Josef Matthias Hauer (1883-1959) is one of the oddest and most enigmatic composers of the 20th century, indeed his life and achievements are almost unique in the whole history of music. Born in Vienna's Neustadt, Hauer grew up in an environment of cultural and musical change, and this left its imprint on his considerable output, which is dissonant and intricate to say the least. His compatriot Arnold Schoenberg is today credited with being the inventor of twelve-note technique, but Hauer disputed this claim, and there is much truth in his assertion. But the composer's poor view of himself and Schoenberg's strong personality contributed to Hauer's complete disappearance from the scene.
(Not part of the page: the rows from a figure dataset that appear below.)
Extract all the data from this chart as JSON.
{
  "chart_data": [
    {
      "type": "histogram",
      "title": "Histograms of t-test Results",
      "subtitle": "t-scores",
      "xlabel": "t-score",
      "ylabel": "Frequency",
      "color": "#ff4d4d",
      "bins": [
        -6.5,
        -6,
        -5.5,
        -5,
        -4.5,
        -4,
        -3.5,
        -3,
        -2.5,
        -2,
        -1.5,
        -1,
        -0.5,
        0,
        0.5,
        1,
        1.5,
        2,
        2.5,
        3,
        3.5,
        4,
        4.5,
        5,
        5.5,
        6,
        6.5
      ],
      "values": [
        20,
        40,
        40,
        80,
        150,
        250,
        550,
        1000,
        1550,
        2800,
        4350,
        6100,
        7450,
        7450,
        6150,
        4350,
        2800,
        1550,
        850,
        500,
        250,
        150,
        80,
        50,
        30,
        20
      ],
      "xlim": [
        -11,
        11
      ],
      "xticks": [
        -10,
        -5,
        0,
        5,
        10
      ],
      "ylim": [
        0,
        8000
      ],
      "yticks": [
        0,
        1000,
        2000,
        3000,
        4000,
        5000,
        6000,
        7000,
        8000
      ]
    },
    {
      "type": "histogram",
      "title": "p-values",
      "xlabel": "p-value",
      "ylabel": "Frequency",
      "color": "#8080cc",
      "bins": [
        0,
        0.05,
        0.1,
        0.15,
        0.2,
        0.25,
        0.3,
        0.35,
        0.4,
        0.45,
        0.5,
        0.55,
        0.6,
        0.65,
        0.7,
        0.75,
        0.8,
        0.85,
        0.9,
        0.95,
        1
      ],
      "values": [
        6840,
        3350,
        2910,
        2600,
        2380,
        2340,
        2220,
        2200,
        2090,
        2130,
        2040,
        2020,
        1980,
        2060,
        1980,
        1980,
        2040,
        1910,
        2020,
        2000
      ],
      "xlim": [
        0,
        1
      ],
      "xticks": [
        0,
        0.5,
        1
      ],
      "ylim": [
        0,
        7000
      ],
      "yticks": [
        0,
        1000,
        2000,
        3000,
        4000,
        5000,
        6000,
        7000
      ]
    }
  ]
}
His compositions also fell into oblivion, and even today his music hardly ever makes it to the concert hall. This CD pays tribute to his art with a programme dedicated to his settings of poems by Friedrich Hölderlin, a poet Hauer read in 1913 aged 30. Hölderlin's verses made a great impact on Hauer, and he immediately started setting them to music. Written between 1914 and 1925, these songs range over a wide stylistic spectrum which involves twelve-note rows with a tonal harmonic frame added with a dramatic employment of the voice from the very plain art song to speech-song. There are also instances where lyrical song and speech-song juxtapose within a single song. Both Falk and Schleiermacher are passionate advocates of Hauer's music and their performances are persuasive and sensitive, despite the complexities of these mini creations.
An exciting discovery in the best MD&G standards we have come to expect from this German label.